Un rischio passato quasi inosservato fino alla scoperta da parte dei ricercatori di Mysk, che hanno portato alla luce la problematica solo recentemente risolta con iOS 18.2.
La vulnerabilità nascosta nel gestore di password Apple
La falla di sicurezza riguardava specificamente il modo in cui l'app Passwords di Apple gestiva le richieste di reset delle credenziali. I ricercatori di Mysk hanno identificato ben 130 siti web che venivano contattati tramite connessioni HTTP non cifrate, anziché utilizzare il più sicuro protocollo HTTPS. Una scelta implementativa sorprendente per un'azienda che ha sempre fatto della sicurezza uno dei suoi punti di forza.
Questo comportamento anomalo esponeva gli utenti a potenziali attacchi Man-in-the-Middle, particolarmente efficaci su reti Wi-Fi pubbliche. Un malintenzionato collegato alla stessa rete dell'utente avrebbe potuto facilmente intercettare il traffico e reindirizzare le vittime verso siti di phishing costruiti ad arte per rubare le credenziali.
La trasformazione della gestione password rappresenta uno dei cambiamenti più significativi di iOS 18. Apple ha convertito quello che era un semplice strumento nascosto nelle impostazioni in un'applicazione autonoma e completa, con l'obiettivo di semplificare l'accesso e la gestione delle credenziali per gli utenti.

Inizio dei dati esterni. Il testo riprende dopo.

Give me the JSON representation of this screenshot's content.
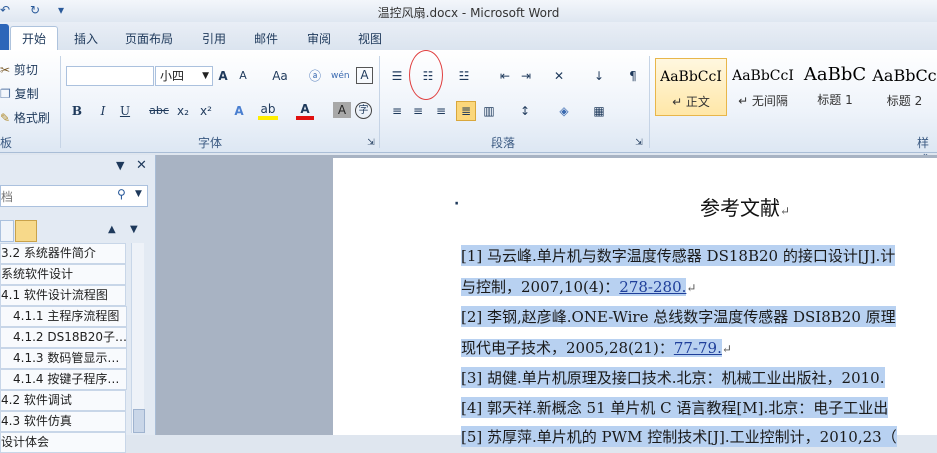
{
  "window": {
    "title": "温控风扇.docx - Microsoft Word"
  },
  "qat": {
    "undo": "↶",
    "redo": "↻",
    "customize": "▾"
  },
  "tabs": [
    "开始",
    "插入",
    "页面布局",
    "引用",
    "邮件",
    "审阅",
    "视图"
  ],
  "clipboard": {
    "cut": "剪切",
    "copy": "复制",
    "format_painter": "格式刷",
    "group_label": "板"
  },
  "font": {
    "size": "小四",
    "grow": "A",
    "shrink": "A",
    "change_case": "Aa",
    "bold": "B",
    "italic": "I",
    "underline": "U",
    "strike": "abc",
    "subscript": "x₂",
    "superscript": "x²",
    "highlight": "ab",
    "font_color": "A",
    "char_shade": "A",
    "enclose": "字",
    "group_label": "字体"
  },
  "paragraph": {
    "group_label": "段落"
  },
  "styles": [
    {
      "sample": "AaBbCcI",
      "name": "↵ 正文"
    },
    {
      "sample": "AaBbCcI",
      "name": "↵ 无间隔"
    },
    {
      "sample": "AaBbC",
      "name": "标题 1"
    },
    {
      "sample": "AaBbCc",
      "name": "标题 2"
    }
  ],
  "styles_group_label": "样式",
  "nav": {
    "search_placeholder": "档",
    "items": [
      "3.2 系统器件简介",
      "系统软件设计",
      "4.1 软件设计流程图",
      "4.1.1 主程序流程图",
      "4.1.2 DS18B20子…",
      "4.1.3 数码管显示…",
      "4.1.4 按键子程序…",
      "4.2 软件调试",
      "4.3 软件仿真",
      "设计体会"
    ]
  },
  "document": {
    "heading": "参考文献",
    "lines": [
      {
        "pre": "[1] 马云峰.单片机与数字温度传感器 DS18B20 的接口设计[J].计",
        "link": ""
      },
      {
        "pre": "与控制，2007,10(4)：",
        "link": "278-280."
      },
      {
        "pre": "[2] 李钢,赵彦峰.ONE-Wire 总线数字温度传感器 DSI8B20 原理",
        "link": ""
      },
      {
        "pre": "现代电子技术，2005,28(21)：",
        "link": "77-79."
      },
      {
        "pre": "[3] 胡健.单片机原理及接口技术.北京：机械工业出版社，2010.",
        "link": ""
      },
      {
        "pre": "[4] 郭天祥.新概念 51 单片机 C 语言教程[M].北京：电子工业出",
        "link": ""
      },
      {
        "pre": "[5] 苏厚萍.单片机的 PWM 控制技术[J].工业控制计，2010,23（",
        "link": ""
      }
    ]
  }
}
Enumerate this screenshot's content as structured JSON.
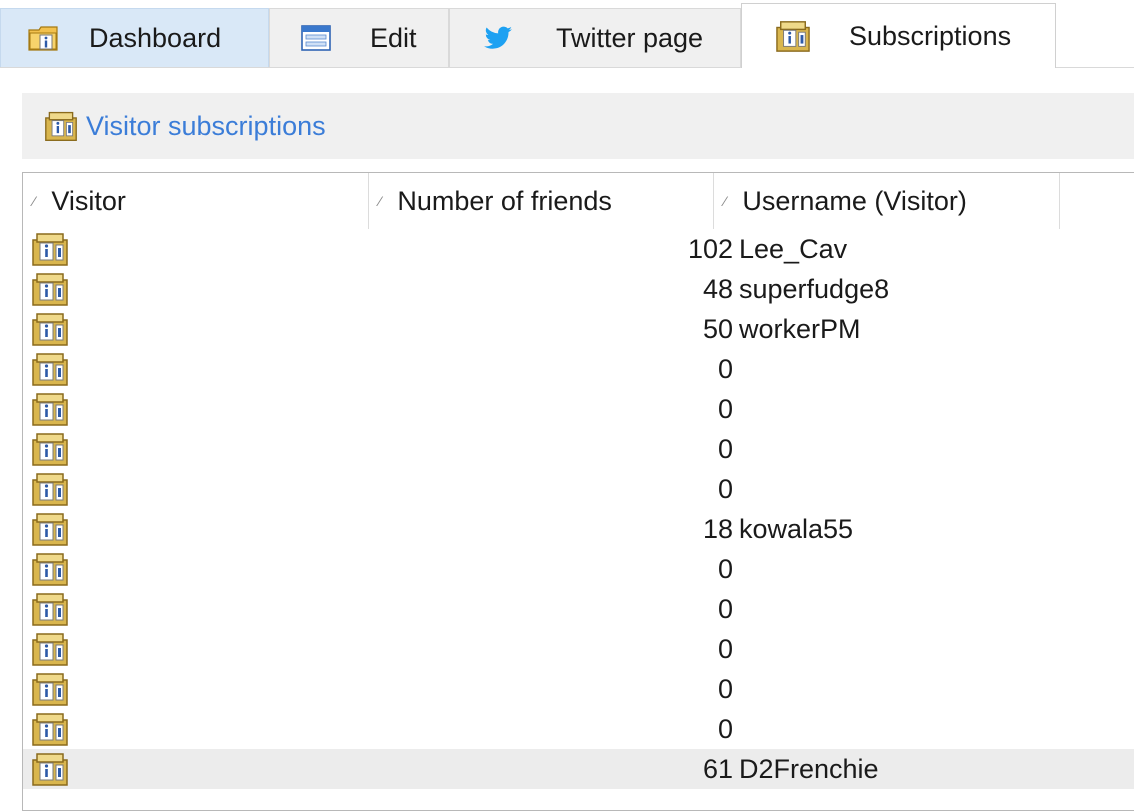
{
  "tabs": [
    {
      "label": "Dashboard",
      "icon": "info-folder-icon"
    },
    {
      "label": "Edit",
      "icon": "form-window-icon"
    },
    {
      "label": "Twitter page",
      "icon": "twitter-bird-icon"
    },
    {
      "label": "Subscriptions",
      "icon": "info-box-icon",
      "active": true
    }
  ],
  "panel": {
    "title": "Visitor subscriptions",
    "icon": "info-box-icon"
  },
  "grid": {
    "columns": [
      "Visitor",
      "Number of friends",
      "Username (Visitor)"
    ],
    "rows": [
      {
        "friends": "102",
        "username": "Lee_Cav"
      },
      {
        "friends": "48",
        "username": "superfudge8"
      },
      {
        "friends": "50",
        "username": "workerPM"
      },
      {
        "friends": "0",
        "username": ""
      },
      {
        "friends": "0",
        "username": ""
      },
      {
        "friends": "0",
        "username": ""
      },
      {
        "friends": "0",
        "username": ""
      },
      {
        "friends": "18",
        "username": "kowala55"
      },
      {
        "friends": "0",
        "username": ""
      },
      {
        "friends": "0",
        "username": ""
      },
      {
        "friends": "0",
        "username": ""
      },
      {
        "friends": "0",
        "username": ""
      },
      {
        "friends": "0",
        "username": ""
      },
      {
        "friends": "61",
        "username": "D2Frenchie",
        "selected": true
      }
    ]
  },
  "colors": {
    "accent_link": "#3b7dd8",
    "twitter_blue": "#1da1f2",
    "selected_row": "#ececec"
  }
}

La meccanica dell'attacco e i rischi concreti
Il funzionamento dell'attacco era relativamente semplice ma estremamente efficace. Quando un utente tentava di recuperare una password attraverso l'app, questa inviava una richiesta HTTP non protetta che veniva normalmente reindirizzata a una connessione HTTPS sicura. Tuttavia, un attaccante sulla stessa rete poteva intercettare questa richiesta iniziale prima della redirezione, sostituendola con un link a un sito di phishing visivamente identico all'originale.
I luoghi pubblici con Wi-Fi gratuito come aeroporti, hotel e caffetterie rappresentavano gli scenari più rischiosi. In questi ambienti, un attaccante avrebbe potuto monitorare il traffico di rete e colpire selettivamente gli utenti che tentavano di gestire le proprie credenziali attraverso l'app Passwords.
Oltre al reset delle password, anche il recupero delle icone dei siti web avveniva tramite connessioni non sicure, creando ulteriori opportunità per attacchi mirati. Questa duplice vulnerabilità ha esposto gli utenti a rischi significativi per un periodo prolungato, nonostante l'apparente robustezza del sistema di sicurezza Apple.
La risposta tardiva di Apple
La correzione della vulnerabilità è arrivata con iOS 18.2 a dicembre, ma Apple ha reso pubblica la questione solo recentemente. Con l'aggiornamento, tutte le connessioni dell'app Passwords utilizzano ora esclusivamente il protocollo HTTPS, eliminando il rischio di intercettazione.
I ricercatori di Mysk hanno criticato la gestione della situazione da parte di Apple, sottolineando come un'azienda con tale attenzione alla privacy avrebbe dovuto implementare queste protezioni di base sin dal lancio di iOS 18. Gli esperti di sicurezza hanno inoltre suggerito che Apple potrebbe migliorare ulteriormente la protezione offrendo agli utenti la possibilità di disattivare il download automatico delle icone dei siti web.
Questo incidente solleva interrogativi sulla qualità dei controlli di sicurezza implementati da Apple prima del rilascio di nuove funzionalità. La mancanza di cifratura HTTPS per operazioni sensibili come la gestione delle password rappresenta una svista significativa per un'azienda che ha costruito parte della sua reputazione sulla protezione dei dati degli utenti.